KÖY MUHTARI İSYAN ETTİ
Tüm bu olayların akabinde 2011 yılında da Karadedeler Olayı’nın sineması yapıldı. Lakin eski köy muhtarı Ali Osman Karagöz ve yeni köy muhtarı Cevdet Ayas’ın argümanına nazaran bu yaşananların hepsi, köyün ismini berbata çıkardı. Hatta iki muhtar da yaşananların gerçek dışı olduğunu herkese duyurmak ismine hukuksal süreç başlattı.
“ŞİKAYETLERDEN BİR SONUÇ ÇIKMADI”
Köylerinde yaşandığı argüman edilen olay hakkında konuşan Davutlu Köyü Muhtarı Cevdet Ayas, “Bu yaşananlar köyümüzün ismini berbata çıkardı. Şahsen savcılığa ve CİMER’e şikayette bulundum. Lakin şu ana kadar bir gelişme yaşanmadı” dedi.

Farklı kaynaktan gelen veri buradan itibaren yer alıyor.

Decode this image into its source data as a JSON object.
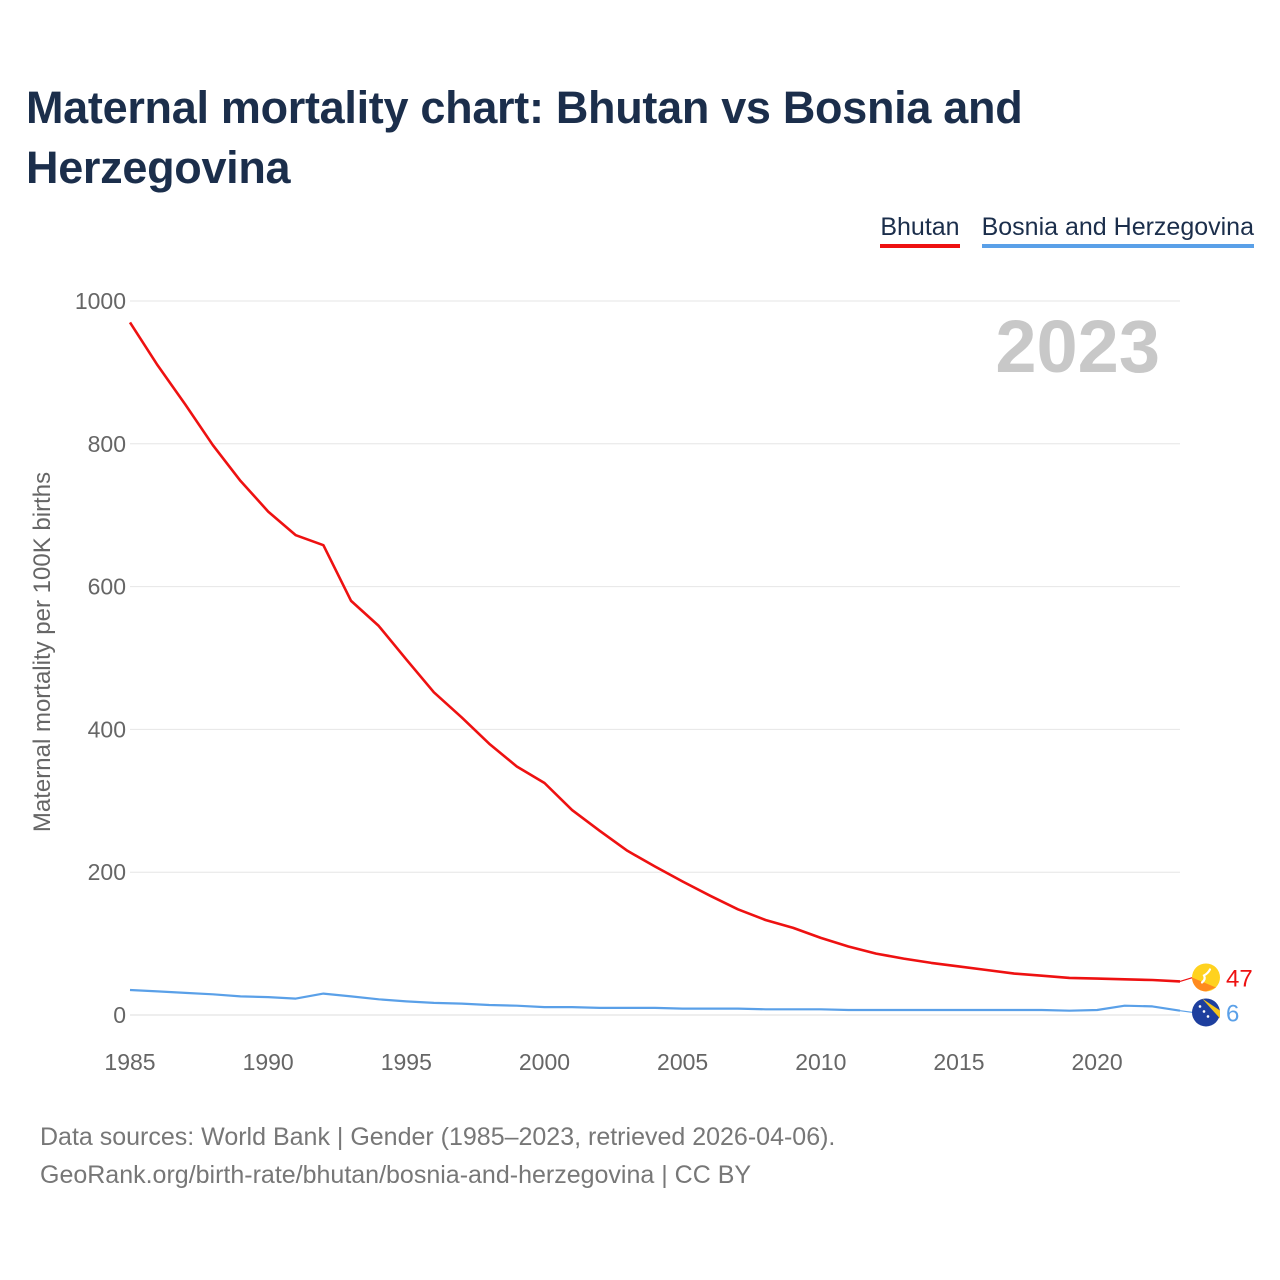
{
  "title": "Maternal mortality chart: Bhutan vs Bosnia and Herzegovina",
  "legend": {
    "bhutan": "Bhutan",
    "bosnia": "Bosnia and Herzegovina"
  },
  "colors": {
    "bhutan": "#ee1111",
    "bosnia": "#5aa0e8",
    "title": "#1b2e4b",
    "axis_text": "#666666",
    "grid": "#e6e6e6",
    "year_label": "#c8c8c8"
  },
  "sources": {
    "line1": "Data sources: World Bank | Gender (1985–2023, retrieved 2026-04-06).",
    "line2": "GeoRank.org/birth-rate/bhutan/bosnia-and-herzegovina | CC BY"
  },
  "chart_data": {
    "type": "line",
    "title": "Maternal mortality chart: Bhutan vs Bosnia and Herzegovina",
    "xlabel": "",
    "ylabel": "Maternal mortality per 100K births",
    "xlim": [
      1985,
      2023
    ],
    "ylim": [
      0,
      1000
    ],
    "xticks": [
      1985,
      1990,
      1995,
      2000,
      2005,
      2010,
      2015,
      2020
    ],
    "yticks": [
      0,
      200,
      400,
      600,
      800,
      1000
    ],
    "grid": true,
    "legend_position": "top-right",
    "year_label": "2023",
    "x": [
      1985,
      1986,
      1987,
      1988,
      1989,
      1990,
      1991,
      1992,
      1993,
      1994,
      1995,
      1996,
      1997,
      1998,
      1999,
      2000,
      2001,
      2002,
      2003,
      2004,
      2005,
      2006,
      2007,
      2008,
      2009,
      2010,
      2011,
      2012,
      2013,
      2014,
      2015,
      2016,
      2017,
      2018,
      2019,
      2020,
      2021,
      2022,
      2023
    ],
    "series": [
      {
        "name": "Bhutan",
        "end_label": "47",
        "values": [
          970,
          910,
          855,
          798,
          748,
          705,
          672,
          658,
          580,
          545,
          498,
          452,
          417,
          380,
          348,
          325,
          287,
          258,
          230,
          208,
          187,
          167,
          148,
          133,
          122,
          108,
          96,
          86,
          79,
          73,
          68,
          63,
          58,
          55,
          52,
          51,
          50,
          49,
          47
        ]
      },
      {
        "name": "Bosnia and Herzegovina",
        "end_label": "6",
        "values": [
          35,
          33,
          31,
          29,
          26,
          25,
          23,
          30,
          26,
          22,
          19,
          17,
          16,
          14,
          13,
          11,
          11,
          10,
          10,
          10,
          9,
          9,
          9,
          8,
          8,
          8,
          7,
          7,
          7,
          7,
          7,
          7,
          7,
          7,
          6,
          7,
          13,
          12,
          6
        ]
      }
    ]
  }
}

“GECELERİ KABLOLARI KESİYORLAR”
Ayas, geceleri köye giren bireylerin kamera kablolarını kestiğini belirterek, “Geceleri burada bir sürü insan yakalıyoruz. Gelip köyün kamera kablolarını kesmişler. Ben yakalayıp karakola götürdüm. Bunları yapanlar da bilhassa gençler” diye konuştu.
“İSTANBUL’DA YAŞAYAN VATANDAŞIN KONUTUNU HARAP ETTİLER”
Ayas, geceleri meskenlere girildiğini tabir ederek, “Geceleri köylüler rahat uyuyamıyor. Dışarıda daima beşerler geziyor, görüntü çekmeye çalışıyorlar. Geçenlerde İstanbul’da yaşayan ve meskeni kapalı olan bir köylünün konutunu dağıtmışlar” biçiminde konuştu.